Things are a little jumpy after this – you need to have seen Last Name to really put what happens into context, but basically the conspiracy starts to take form while L and Light are still battling it out, albeit intellectually, at the end of the second part of Last Name. Key scenes from the climax there are interspersed throughout the first ten or twenty minutes here as the plot develops, and in that way, this film nicely compliments its counterpart. This chopping and changing might be a little confusing for those people who don’t know what happens to L in the other movie, but once the timeframe and countdown for events are established, the story really starts to come into its own.

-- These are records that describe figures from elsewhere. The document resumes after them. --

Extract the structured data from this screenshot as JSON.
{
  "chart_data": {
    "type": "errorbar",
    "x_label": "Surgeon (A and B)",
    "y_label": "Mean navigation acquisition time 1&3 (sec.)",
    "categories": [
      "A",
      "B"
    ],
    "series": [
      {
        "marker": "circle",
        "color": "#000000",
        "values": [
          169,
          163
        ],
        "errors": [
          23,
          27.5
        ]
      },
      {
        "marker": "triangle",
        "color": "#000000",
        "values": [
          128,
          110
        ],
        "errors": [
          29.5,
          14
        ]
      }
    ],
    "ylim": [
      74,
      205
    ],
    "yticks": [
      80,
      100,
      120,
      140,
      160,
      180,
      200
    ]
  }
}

So, ironically, L has some time to kill, the bad guys want to change the world, and innocents are in danger. On a larger scale, this idea of deciding for others what is right and wrong, what is acceptable and what must be punished, is a little repetitive of the themes of the first films, but it’s the characterisation that saves Change the World from merely cashing in on the popularity of Last Name. L, unlikely and possibly alarming babysitter for the survivor of the Bangnum incident and a young teen on the run, becomes involved not out of a sense of heroism so much as a dogged loyalty to one of the few friends he had and it’s his interaction with these ‘children’ that accounts for a lot of this film’s emotional appeal. L himself seems almost childlike, but by contrast with his two wards (one of whom, Maki, is played particularly well by Mayuko Fukuda) it is obvious that while he might never have learnt not to put his feet on the seats, he clearly knows who and what he is, and also what he believes.

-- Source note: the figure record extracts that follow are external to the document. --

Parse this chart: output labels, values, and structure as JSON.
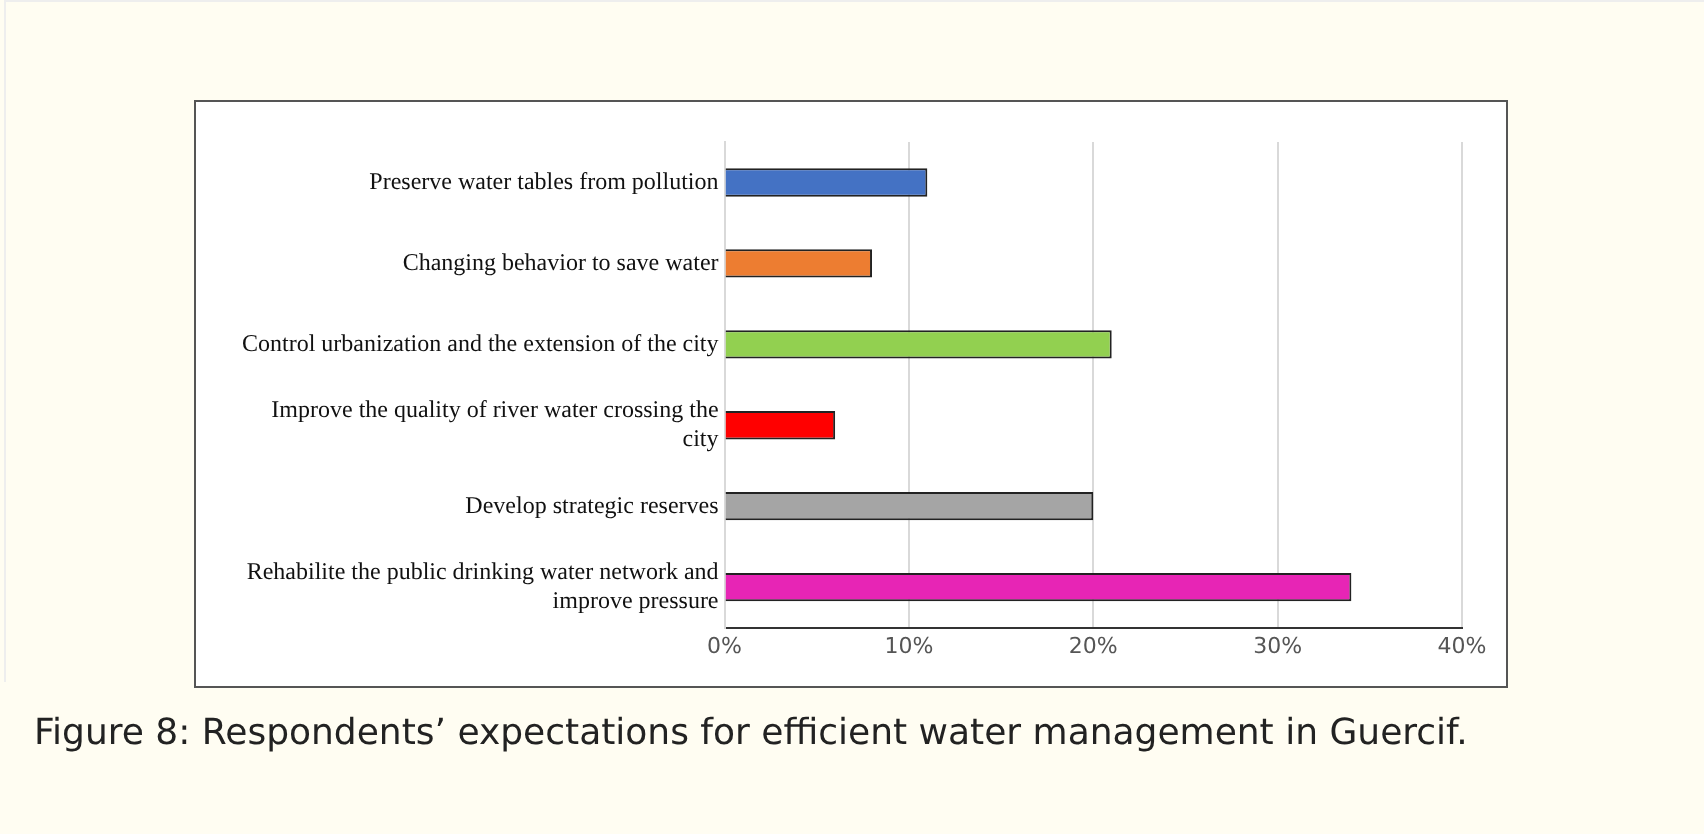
{
  "chart_data": {
    "type": "bar",
    "orientation": "horizontal",
    "categories": [
      "Preserve water tables from pollution",
      "Changing behavior to save water",
      "Control urbanization and the extension of the city",
      "Improve the quality of river water crossing the city",
      "Develop strategic reserves",
      "Rehabilite the public drinking water network and improve pressure"
    ],
    "values": [
      11,
      8,
      21,
      6,
      20,
      34
    ],
    "colors": [
      "#4472c4",
      "#ed7d31",
      "#92d050",
      "#ff0000",
      "#a5a5a5",
      "#e725b5"
    ],
    "xlim": [
      0,
      40
    ],
    "xticks": [
      {
        "value": 0,
        "label": "0%"
      },
      {
        "value": 10,
        "label": "10%"
      },
      {
        "value": 20,
        "label": "20%"
      },
      {
        "value": 30,
        "label": "30%"
      },
      {
        "value": 40,
        "label": "40%"
      }
    ],
    "grid": "x",
    "legend": false,
    "annotations": [
      "Figure 8: Respondents’ expectations for efficient water management in Guercif."
    ]
  }
}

There is of course the prerequisite super-sleuth moments, and the humorous bonding scenes, but they’re actually pretty low key for a film where two thirds of the cast are children and the other might as well be. Hideo Nakata, better known for films like the Ring and Dark Water handles his material with a great deal of confidence, as if he actually does make films that don’t involve the vengeful dead. While L: Change the World isn’t life changing, it’s no slouch when it comes to entertainment, and is the kind of sequel to its successful predecessor that has every right to hold its head high and walk tall.